I ricercatori hanno infatti identificato un fattore di crescita appartenente alla famiglia delle proteine morfogenetiche ossee, denominato BMP7, in grado di spingere la proliferazione e rigenerazione delle cellule muscolari cardiache.
Danni cardiaci, come quelli causati da un infarto miocardico, infezioni o alcune terapie antitumorali, provocano la perdita significativa di cellule muscolari cardiache, che vengono sostituite dal tessuto cicatriziale fibrotico. A causa della capacità rigenerativa limitata del cuore, questa condizione spesso porta a insufficienza cardiaca. Ma fino al momento della nascita i mammiferi, tra cui l’uomo, sono in grado di rigenerare il cuore, anche in seguito a danni severi. Di qui l’idea d’individuare una strategia che spingesse le cellule muscolari cardiache a riacquisire la capacità.
La ricerca
“Abbiamo ipotizzato che la perdita della capacità rigenerativa nell’immediato periodo postnatale fosse almeno in parte conseguente ad una diminuita produzione di fattori di crescita“, spiega Gabriele Matteo D’Uva, professore al Dipartimento di Scienze Mediche e Chirurgiche dell’Università di Bologna che ha coordinato lo studio.

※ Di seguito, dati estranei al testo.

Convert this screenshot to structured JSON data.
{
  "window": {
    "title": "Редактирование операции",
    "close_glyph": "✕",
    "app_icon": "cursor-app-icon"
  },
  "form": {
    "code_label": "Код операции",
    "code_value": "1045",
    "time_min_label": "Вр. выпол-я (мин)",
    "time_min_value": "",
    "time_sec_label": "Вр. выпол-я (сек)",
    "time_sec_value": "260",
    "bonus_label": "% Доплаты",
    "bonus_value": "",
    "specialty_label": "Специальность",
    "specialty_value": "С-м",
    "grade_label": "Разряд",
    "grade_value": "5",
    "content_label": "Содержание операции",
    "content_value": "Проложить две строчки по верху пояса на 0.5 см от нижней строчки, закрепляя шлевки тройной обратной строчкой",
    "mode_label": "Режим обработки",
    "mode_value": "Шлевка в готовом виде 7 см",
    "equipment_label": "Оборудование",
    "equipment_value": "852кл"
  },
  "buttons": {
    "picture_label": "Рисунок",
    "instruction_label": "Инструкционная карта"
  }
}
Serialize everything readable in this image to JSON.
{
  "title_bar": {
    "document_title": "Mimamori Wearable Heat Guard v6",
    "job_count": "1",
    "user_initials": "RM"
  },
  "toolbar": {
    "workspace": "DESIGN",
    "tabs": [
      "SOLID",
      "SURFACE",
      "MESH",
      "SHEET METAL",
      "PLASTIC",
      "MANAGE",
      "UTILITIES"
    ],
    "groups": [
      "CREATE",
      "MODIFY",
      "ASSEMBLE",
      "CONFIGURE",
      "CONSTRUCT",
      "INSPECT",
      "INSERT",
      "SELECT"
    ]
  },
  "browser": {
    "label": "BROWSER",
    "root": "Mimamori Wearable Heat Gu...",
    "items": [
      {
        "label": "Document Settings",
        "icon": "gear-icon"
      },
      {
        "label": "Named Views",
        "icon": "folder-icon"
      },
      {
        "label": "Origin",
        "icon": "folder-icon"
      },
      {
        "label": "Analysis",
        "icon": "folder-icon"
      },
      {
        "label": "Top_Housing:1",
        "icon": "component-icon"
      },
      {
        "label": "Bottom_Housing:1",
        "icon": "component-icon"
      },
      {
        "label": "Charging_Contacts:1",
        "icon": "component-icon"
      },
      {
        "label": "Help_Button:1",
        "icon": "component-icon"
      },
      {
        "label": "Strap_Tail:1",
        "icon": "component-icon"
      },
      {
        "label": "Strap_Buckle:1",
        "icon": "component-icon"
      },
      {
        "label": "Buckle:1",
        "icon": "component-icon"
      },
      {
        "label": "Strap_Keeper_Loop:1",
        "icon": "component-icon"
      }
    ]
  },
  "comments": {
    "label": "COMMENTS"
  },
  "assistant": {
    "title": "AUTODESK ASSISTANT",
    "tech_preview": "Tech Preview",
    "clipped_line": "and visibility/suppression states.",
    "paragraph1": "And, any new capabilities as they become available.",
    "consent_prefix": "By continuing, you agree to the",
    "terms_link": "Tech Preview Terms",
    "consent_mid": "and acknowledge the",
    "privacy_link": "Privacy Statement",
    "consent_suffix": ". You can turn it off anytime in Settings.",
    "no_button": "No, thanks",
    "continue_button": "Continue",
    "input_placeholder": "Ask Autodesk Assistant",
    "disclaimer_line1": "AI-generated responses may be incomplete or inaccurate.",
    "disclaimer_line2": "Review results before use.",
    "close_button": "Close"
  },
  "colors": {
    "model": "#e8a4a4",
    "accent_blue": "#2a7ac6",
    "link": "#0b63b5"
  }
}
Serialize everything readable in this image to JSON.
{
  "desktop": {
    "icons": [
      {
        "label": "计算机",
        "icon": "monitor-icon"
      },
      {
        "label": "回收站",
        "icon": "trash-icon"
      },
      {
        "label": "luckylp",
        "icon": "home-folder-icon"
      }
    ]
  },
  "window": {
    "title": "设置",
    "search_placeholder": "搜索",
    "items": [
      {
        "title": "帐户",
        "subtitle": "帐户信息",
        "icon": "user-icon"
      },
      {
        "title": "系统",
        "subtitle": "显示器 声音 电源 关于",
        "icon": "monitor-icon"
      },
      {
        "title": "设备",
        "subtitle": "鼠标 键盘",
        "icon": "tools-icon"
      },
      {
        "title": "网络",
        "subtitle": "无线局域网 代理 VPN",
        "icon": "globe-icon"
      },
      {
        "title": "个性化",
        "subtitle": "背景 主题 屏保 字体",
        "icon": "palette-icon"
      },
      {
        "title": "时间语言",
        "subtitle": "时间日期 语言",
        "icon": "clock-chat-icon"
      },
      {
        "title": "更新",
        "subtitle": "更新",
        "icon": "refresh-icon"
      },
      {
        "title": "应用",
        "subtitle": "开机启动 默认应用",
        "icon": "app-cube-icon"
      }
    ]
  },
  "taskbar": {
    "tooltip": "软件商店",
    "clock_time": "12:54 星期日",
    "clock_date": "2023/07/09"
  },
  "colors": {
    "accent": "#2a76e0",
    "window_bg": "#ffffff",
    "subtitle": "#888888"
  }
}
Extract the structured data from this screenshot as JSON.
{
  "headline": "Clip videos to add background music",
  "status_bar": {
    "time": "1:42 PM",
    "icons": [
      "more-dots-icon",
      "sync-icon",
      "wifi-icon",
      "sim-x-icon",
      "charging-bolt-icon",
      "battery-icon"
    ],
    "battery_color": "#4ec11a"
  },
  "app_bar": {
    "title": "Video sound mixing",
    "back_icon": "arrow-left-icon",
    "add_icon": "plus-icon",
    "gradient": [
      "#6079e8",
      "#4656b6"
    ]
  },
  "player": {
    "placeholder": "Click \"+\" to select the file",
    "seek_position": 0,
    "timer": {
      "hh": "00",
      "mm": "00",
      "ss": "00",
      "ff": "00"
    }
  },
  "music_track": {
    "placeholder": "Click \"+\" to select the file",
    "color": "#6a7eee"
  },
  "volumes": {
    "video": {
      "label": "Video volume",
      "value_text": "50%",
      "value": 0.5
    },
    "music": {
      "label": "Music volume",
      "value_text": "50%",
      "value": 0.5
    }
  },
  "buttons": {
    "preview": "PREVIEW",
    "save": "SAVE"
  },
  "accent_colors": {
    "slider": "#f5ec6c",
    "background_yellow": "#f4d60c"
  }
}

Dai primi test sul pesce zebra (modello animale dotato di spontanea capacità nel rigenerare il cuore in seguito a danni) e sui topi “è emerso che il trattamento con BMP7 è in grado di stimolare la proliferazione dei cardiomiociti anche in fase adulta, e ancor più efficacemente in seguito ad infarto miocardico -aggiunge D’Uva –. Questi risultati suggeriscono che la somministrazione di questo fattore possa rappresentare una nuova strategia terapeutica per promuovere la rigenerazione del cuore. Se validato sull’uomo, potrebbe avere un impatto significativo sul trattamento delle malattie cardiache, una delle principali cause di morbilità e mortalità in tutto il mondo”.